TAKE the fertilised egg of a pig. From each cell in the resulting embryo cut out a gene or genes that promote the development of the animal’s heart. Inject human stem cells from a patient who needs a new heart into the embryo and then place it into the womb of a sow. Wait nine months. The result is an adult pig with a heart made of human cells. The pig can be slaughtered and the heart transplanted into the patient who provided the stem cells, for whom the organ will be a genetic match.

That, at least, is the hope of a panel of researchers who presented their work to the the annual meeting of the American Association for the Advancement of Science, in Austin, Texas. For, though this kind of biological melding may trip the disgust circuits, the value of such a procedure, were it possible, is clear.

First, transplantable organs are scarce and demand for them is increasing. As life in general, and cars in particular, become safer, the supply of bodies with healthy organs in them is shrinking. Meanwhile, people are living longer. As a result, some 75,000 individuals in America alone are waiting for organs. Every day around 20 of them die. Besides increasing the supply of organs, growing them in animals might also increase their utility. The genetic match between organ and patient would mean those receiving transplanted organs would no longer need to take immunosuppressive drugs to stop rejection.

All this makes growing organs in livestock a tantalising alternative to harvesting them from the dead. Thousands of years of breeding have yielded beasts which grow fast, so a patient need not wait long while his future heart develops inside a young animal. Sheep, cows and pigs are all roughly the right size to host human organs. And, since such animals are already raised for their flesh and skin, their use to grow more valuable things should meet with no objection beyond squeamishness.

Creating human organs in this way would rely on the union of two recent developments in biotechnology. CRISPR/Cas9, a genetic-engineering tool discovered in 2012, would snip away portions of the animal-host’s genome that control the development of the organ being grown. This would create a “genetic vacuum” which could be filled by induced pluripotent stem cells, the second breakthrough, made in 2006. Human pluripotent stem cells can grow into many different kinds of tissues, filling the void left in the developing animal with an organ made from the patient’s own cells.

That this combination works in principle was first shown last year, when a group at the Salk Institute in California reported making mice with eyes, pancreases, hearts and other organs composed of rat cells. Such mixed-species creatures are known as chimeras, after a monster in Greek mythology. Many of these mouse-rat chimeras lived to adulthood, and one reached its second birthday which, for a small rodent, is old age. A second group, led by Hiromitsu Nakauchi of Stanford University showed that a mouse pancreas grown this way in a rat, which then had parts of it transplanted into a mouse genetically identical to the one that supplied the stem cells employed, could control diabetes in that mouse.

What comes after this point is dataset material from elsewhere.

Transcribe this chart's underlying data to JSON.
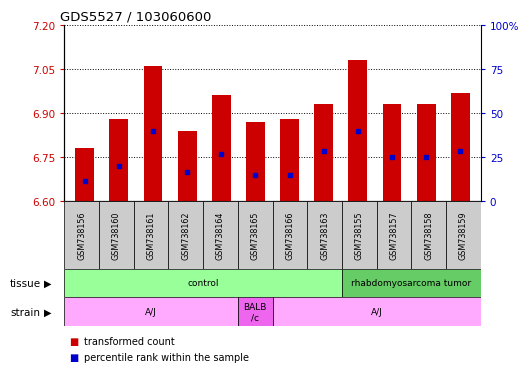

Dr Nakauchi had thus created a working, transplantable organ.

The creation of chimeras that include human organs is more challenging, because people are less closely related to sheep and pigs than mice are to rats. Nevertheless, Dr Nakauchi and his group have followed up their mouse work by growing human pancreas cells in pig fetuses. Another panellist, Pablo Ross of the University of California, Davis, said he had managed a similar feat in sheep. In both cases the chimeric animals were not brought to term. Were that to happen, their human pancreas cells might hypothetically be extracted and transplanted into people suffering from diabetes, in order to revive a patient’s ability to produce insulin.

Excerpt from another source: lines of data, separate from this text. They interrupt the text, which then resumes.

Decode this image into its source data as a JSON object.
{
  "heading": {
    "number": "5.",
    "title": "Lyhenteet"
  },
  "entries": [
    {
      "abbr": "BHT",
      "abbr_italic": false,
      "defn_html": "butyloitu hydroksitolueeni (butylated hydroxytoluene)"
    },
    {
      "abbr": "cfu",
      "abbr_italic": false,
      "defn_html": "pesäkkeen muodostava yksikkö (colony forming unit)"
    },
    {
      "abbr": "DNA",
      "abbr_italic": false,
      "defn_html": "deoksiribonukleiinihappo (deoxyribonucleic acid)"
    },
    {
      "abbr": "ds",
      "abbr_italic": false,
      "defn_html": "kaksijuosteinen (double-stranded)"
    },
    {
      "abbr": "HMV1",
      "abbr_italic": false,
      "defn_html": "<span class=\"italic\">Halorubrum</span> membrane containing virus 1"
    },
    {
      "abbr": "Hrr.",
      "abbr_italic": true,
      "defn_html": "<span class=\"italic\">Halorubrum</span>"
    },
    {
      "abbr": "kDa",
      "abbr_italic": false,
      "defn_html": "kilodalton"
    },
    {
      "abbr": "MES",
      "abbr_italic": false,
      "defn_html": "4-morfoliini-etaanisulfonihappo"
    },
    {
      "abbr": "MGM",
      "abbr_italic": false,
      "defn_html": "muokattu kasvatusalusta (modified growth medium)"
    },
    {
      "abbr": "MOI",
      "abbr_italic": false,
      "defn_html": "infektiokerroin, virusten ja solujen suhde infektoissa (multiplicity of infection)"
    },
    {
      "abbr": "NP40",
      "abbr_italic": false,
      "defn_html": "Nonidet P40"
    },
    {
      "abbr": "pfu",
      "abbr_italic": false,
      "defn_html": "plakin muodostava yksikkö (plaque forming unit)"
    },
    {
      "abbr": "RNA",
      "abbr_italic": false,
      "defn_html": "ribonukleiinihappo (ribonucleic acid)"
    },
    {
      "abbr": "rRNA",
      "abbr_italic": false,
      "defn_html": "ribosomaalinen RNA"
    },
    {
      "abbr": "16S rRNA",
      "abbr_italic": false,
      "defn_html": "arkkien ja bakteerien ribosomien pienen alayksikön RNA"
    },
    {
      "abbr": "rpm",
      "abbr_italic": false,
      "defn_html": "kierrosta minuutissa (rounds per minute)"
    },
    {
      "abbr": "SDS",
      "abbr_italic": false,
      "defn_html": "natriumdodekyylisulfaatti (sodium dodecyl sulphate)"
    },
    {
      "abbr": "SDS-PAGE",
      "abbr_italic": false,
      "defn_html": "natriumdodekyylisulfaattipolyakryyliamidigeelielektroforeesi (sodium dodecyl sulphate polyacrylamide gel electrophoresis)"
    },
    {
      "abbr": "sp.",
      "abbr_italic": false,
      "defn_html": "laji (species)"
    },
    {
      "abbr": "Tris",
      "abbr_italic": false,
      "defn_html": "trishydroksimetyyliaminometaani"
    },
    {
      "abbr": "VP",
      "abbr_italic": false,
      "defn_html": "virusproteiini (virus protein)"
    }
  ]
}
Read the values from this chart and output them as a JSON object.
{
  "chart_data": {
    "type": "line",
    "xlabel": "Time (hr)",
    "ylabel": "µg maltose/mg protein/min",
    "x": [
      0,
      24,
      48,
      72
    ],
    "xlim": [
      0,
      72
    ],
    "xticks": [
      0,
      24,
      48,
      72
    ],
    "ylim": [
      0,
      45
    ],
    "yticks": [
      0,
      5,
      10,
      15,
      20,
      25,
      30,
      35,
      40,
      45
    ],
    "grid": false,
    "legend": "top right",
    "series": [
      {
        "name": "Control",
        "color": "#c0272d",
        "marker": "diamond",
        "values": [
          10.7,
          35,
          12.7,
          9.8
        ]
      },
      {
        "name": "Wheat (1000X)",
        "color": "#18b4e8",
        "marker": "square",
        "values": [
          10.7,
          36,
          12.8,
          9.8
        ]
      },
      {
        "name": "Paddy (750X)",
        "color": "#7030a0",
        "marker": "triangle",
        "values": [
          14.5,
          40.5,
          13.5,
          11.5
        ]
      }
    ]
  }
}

Dr Nakauchi and Dr Ross both performed their tricks by using CRISPR/Cas9 to snip a gene called Pdx1 from the embryos of their pigs and sheep. This gene encodes a protein crucial to pancreatic development, thus creating the genetic vacuum that the human pluripotent stem cells go on to fill. But Pdx1 is not the only gene that can be silenced in this way. Daniel Garry of the University of Minnesota uses the technique to shut down Etv2 in pigs. Etv2 controls the development of the vascular system, including the heart. Dr Garry, too, is then able to persuade human stem cells to grow into organ cells—in his case heart cells—though at the moment they form only a small proportion of the cells in the resultant embryonic hearts.

In their quests for pancreatic cells, Dr Nakauchi and Dr Ross have encountered similar problems of rarity. But these are early days. Dr Garry, whose laboratory is now producing two or three pig-human fetuses a week, is studying those fetuses to try to understand why it is that in some only one heart cell in 100,000 is human while in other fetuses the number is one in 100. If he can discover the underlying principle, then the aim of replacing pig cardiac cells entirely with human ones will have come closer.